A partir do Século XX iniciou-se uma revolução nas normas constitucionais brasileira, onde os princípios constitucionais se transformaram em comandos de normatização, tendo o ser humano como ponto central de todo o ordenamento jurídico e por conseguinte, tem-se como foco de estudo além da sua eficácia, os direitos e garantias fundamentais.

Tratando-se de ativismo judicial, o magistrado busca nos princípios constitucionais de acesso à justiça e inafastabilidade de jurisdição os meios para garantir a eficácia de sua decisão, igualmente pautadas na norma constitucional.

Apesar de não se poder negar a existência da judicialização de questões políticas, fica claro que não se trata de criação de um modelo (estático) de hegemonia do Poder Judiciário na tomada de decisões. Porém, é inegável que a sociedade brasileira têm levado ao Supremo Tribunal Federal questões importantes que os outros Poderes (Executivo e Legislativo) não resolveram ou não querem resolver.

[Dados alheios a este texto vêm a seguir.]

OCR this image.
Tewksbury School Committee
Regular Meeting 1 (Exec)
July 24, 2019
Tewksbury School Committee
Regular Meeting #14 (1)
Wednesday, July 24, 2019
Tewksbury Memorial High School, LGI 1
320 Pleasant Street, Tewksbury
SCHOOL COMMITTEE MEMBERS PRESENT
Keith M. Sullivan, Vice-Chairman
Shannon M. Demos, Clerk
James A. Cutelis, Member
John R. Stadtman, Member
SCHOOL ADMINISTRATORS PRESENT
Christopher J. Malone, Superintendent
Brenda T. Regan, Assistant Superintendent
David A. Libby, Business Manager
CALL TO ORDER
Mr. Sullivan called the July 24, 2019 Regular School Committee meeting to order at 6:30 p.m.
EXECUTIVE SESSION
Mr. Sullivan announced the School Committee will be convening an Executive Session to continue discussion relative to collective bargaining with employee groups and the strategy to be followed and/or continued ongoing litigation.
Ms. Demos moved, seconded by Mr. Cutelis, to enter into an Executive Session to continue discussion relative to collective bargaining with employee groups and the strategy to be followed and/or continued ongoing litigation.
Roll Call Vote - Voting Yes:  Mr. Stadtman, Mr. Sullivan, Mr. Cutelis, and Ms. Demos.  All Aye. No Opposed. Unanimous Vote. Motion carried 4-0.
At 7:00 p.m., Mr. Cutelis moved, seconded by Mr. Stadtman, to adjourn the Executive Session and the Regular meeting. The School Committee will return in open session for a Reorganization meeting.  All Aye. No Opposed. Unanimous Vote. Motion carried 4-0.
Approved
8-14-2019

Diante dessas situações, o STF surge como última alternativa para resolução desses conflitos sociais, respondendo sempre que provocado.

  1. 3.      ATIVISMO JUDICIAL

 

O ativismo judicial nasceu da pro-atividade do judiciário em situações de omissão do Poder Legislativo, como forma de concretizar os direitos e garantias fundamentais assegurados na Constituição Federal. Segundo Luís Roberto Barroso em artigo publicado no site da OAB:

“A ideia de ativismo judicial está associada a uma participação mais ampla e intensa do Judiciário na concretização dos valores e fins constitucionais, com maior interferência no espaço de atuação dos outros dois Poderes. (...) A postura ativista se manifesta por meio de diferentes condutas, que incluem: (i) a aplicação direta da Constituição a situações não expressamente contempladas em seu texto e independentemente de manifestação do legislador ordinário; (ii) a declaração de inconstitucionalidade de atos normativos emanados do legislador, com base em critérios menos rígidos que os de patente e ostensiva violação da Constituição; (iii) a imposição de condutas ou de abstenções ao Poder Público, notadamente em matéria de políticas públicas. ”

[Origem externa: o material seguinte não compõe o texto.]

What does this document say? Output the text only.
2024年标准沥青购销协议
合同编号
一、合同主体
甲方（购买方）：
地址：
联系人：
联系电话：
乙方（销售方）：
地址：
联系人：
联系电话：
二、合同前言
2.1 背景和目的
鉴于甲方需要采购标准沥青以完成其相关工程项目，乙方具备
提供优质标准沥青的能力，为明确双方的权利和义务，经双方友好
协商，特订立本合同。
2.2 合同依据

Um dos exemplos mais corriqueiros do ativismo judicial são os pedidos que chegam ao judiciário de remédios e de tratamentos de saúde, que em sua grande maioria, o juiz obriga o Poder Público a dar a medicação e ou, custear o tratamento. Essa conduta do judiciário pode ser traduzida como ativismo judicial, na medida em que busca garantir o direito à vida, à saúde, à dignidade, etc. de todos os cidadãos que a ele recorrer.

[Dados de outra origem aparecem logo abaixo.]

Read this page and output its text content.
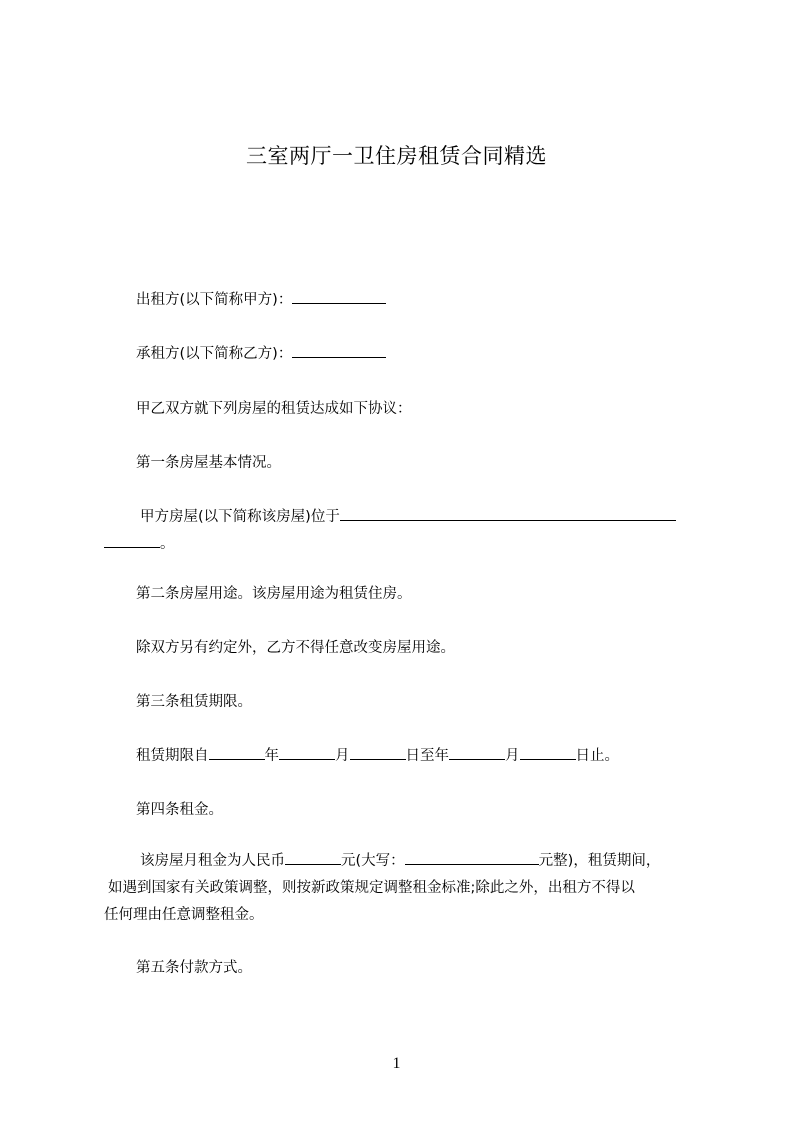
三室两厅一卫住房租赁合同精选

出租方(以下简称甲方)：

承租方(以下简称乙方)：

甲乙双方就下列房屋的租赁达成如下协议：

第一条房屋基本情况。

甲方房屋(以下简称该房屋)位于

。

第二条房屋用途。该房屋用途为租赁住房。

除双方另有约定外，乙方不得任意改变房屋用途。

第三条租赁期限。

租赁期限自	年	月	日至年	月	日止。

第四条租金。

该房屋月租金为人民币	元(大写：	元整)，租赁期间，

如遇到国家有关政策调整，则按新政策规定调整租金标准;除此之外，出租方不得以

任何理由任意调整租金。

第五条付款方式。

1
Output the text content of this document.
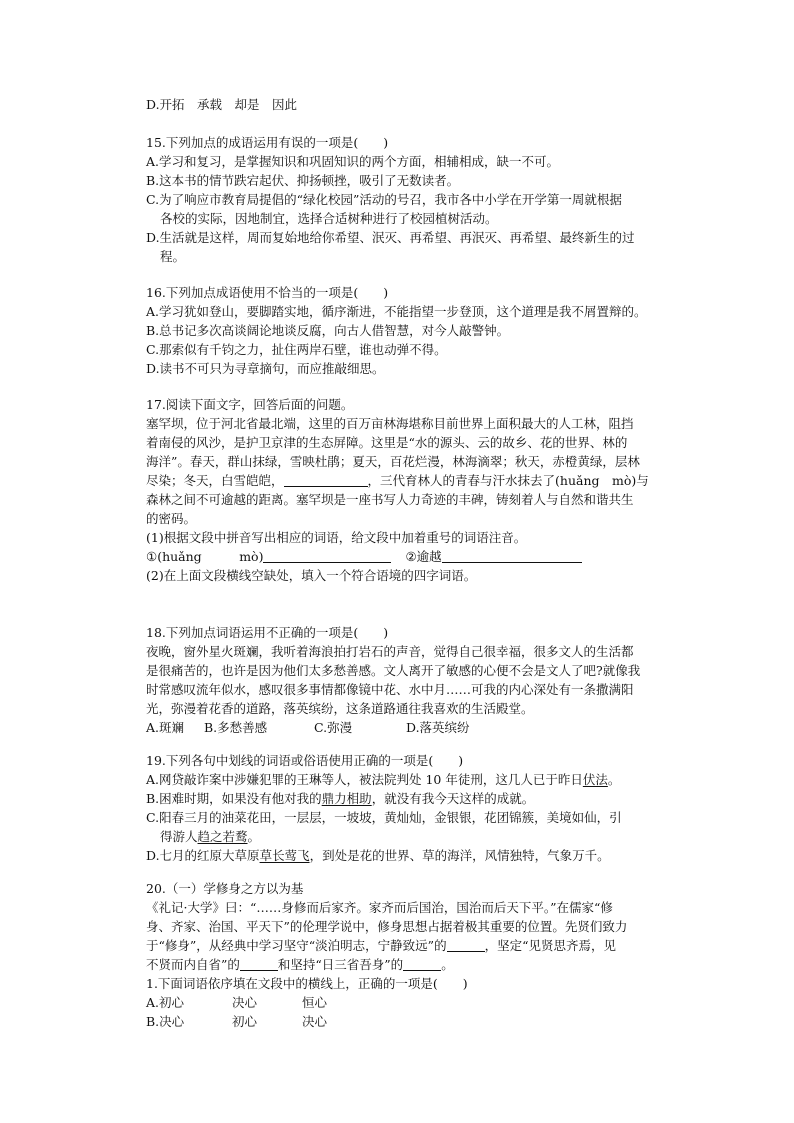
D.开拓　承载　却是　因此
15.下列加点的成语运用有误的一项是(　　)
A.学习和复习，是掌握知识和巩固知识的两个方面，相辅相成，缺一不可。
B.这本书的情节跌宕起伏、抑扬顿挫，吸引了无数读者。
C.为了响应市教育局提倡的“绿化校园”活动的号召，我市各中小学在开学第一周就根据
各校的实际，因地制宜，选择合适树种进行了校园植树活动。
D.生活就是这样，周而复始地给你希望、泯灭、再希望、再泯灭、再希望、最终新生的过
程。
16.下列加点成语使用不恰当的一项是(　　)
A.学习犹如登山，要脚踏实地，循序渐进，不能指望一步登顶，这个道理是我不屑置辩的。
B.总书记多次高谈阔论地谈反腐，向古人借智慧，对今人敲警钟。
C.那索似有千钧之力，扯住两岸石壁，谁也动弹不得。
D.读书不可只为寻章摘句，而应推敲细思。
17.阅读下面文字，回答后面的问题。
塞罕坝，位于河北省最北端，这里的百万亩林海堪称目前世界上面积最大的人工林，阻挡
着南侵的风沙，是护卫京津的生态屏障。这里是“水的源头、云的故乡、花的世界、林的
海洋”。春天，群山抹绿，雪映杜鹃；夏天，百花烂漫，林海滴翠；秋天，赤橙黄绿，层林
尽染；冬天，白雪皑皑，	，三代育林人的青春与汗水抹去了(huǎng　mò)与
森林之间不可逾越的距离。塞罕坝是一座书写人力奇迹的丰碑，铸刻着人与自然和谐共生
的密码。
(1)根据文段中拼音写出相应的词语，给文段中加着重号的词语注音。
①(huǎng　　　mò)	②逾越
(2)在上面文段横线空缺处，填入一个符合语境的四字词语。
18.下列加点词语运用不正确的一项是(　　)
夜晚，窗外星火斑斓，我听着海浪拍打岩石的声音，觉得自己很幸福，很多文人的生活都
是很痛苦的，也许是因为他们太多愁善感。文人离开了敏感的心便不会是文人了吧?就像我
时常感叹流年似水，感叹很多事情都像镜中花、水中月……可我的内心深处有一条撒满阳
光，弥漫着花香的道路，落英缤纷，这条道路通往我喜欢的生活殿堂。
A.斑斓 B.多愁善感	C.弥漫	D.落英缤纷
19.下列各句中划线的词语或俗语使用正确的一项是(　　)
A.网贷敲诈案中涉嫌犯罪的王琳等人，被法院判处 10 年徒刑，这几人已于昨日伏法。
B.困难时期，如果没有他对我的鼎力相助，就没有我今天这样的成就。
C.阳春三月的油菜花田，一层层，一坡坡，黄灿灿，金银银，花团锦簇，美境如仙，引
得游人趋之若鹜。
D.七月的红原大草原草长莺飞，到处是花的世界、草的海洋，风情独特，气象万千。
20.（一）学修身之方以为基
《礼记·大学》曰：“……身修而后家齐。家齐而后国治，国治而后天下平。”在儒家“修
身、齐家、治国、平天下”的伦理学说中，修身思想占据着极其重要的位置。先贤们致力
于“修身”，从经典中学习坚守“淡泊明志，宁静致远”的	，坚定“见贤思齐焉，见
不贤而内自省”的	和坚持“日三省吾身”的	。
1.下面词语依序填在文段中的横线上，正确的一项是(　　)
A.初心	决心	恒心
B.决心	初心	决心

Em vários julgados, o STF decidiu que não pode contrapor o princípio da reserva do possível ao princípio da dignidade da pessoa humana, à vida, à saúde. Pois se assim o fizesse, seria ele responsável por um grave retrocesso social. Optando dessa forma, por uma conduta proativa, de forma a garantir a efetivação do que determina a Constituição Federal. Dessa forma, desde que não ocorra um justo motivo, não pode o Estado alegar a cláusula da reserva legal para se eximir do cumprimento de suas obrigações constitucionais.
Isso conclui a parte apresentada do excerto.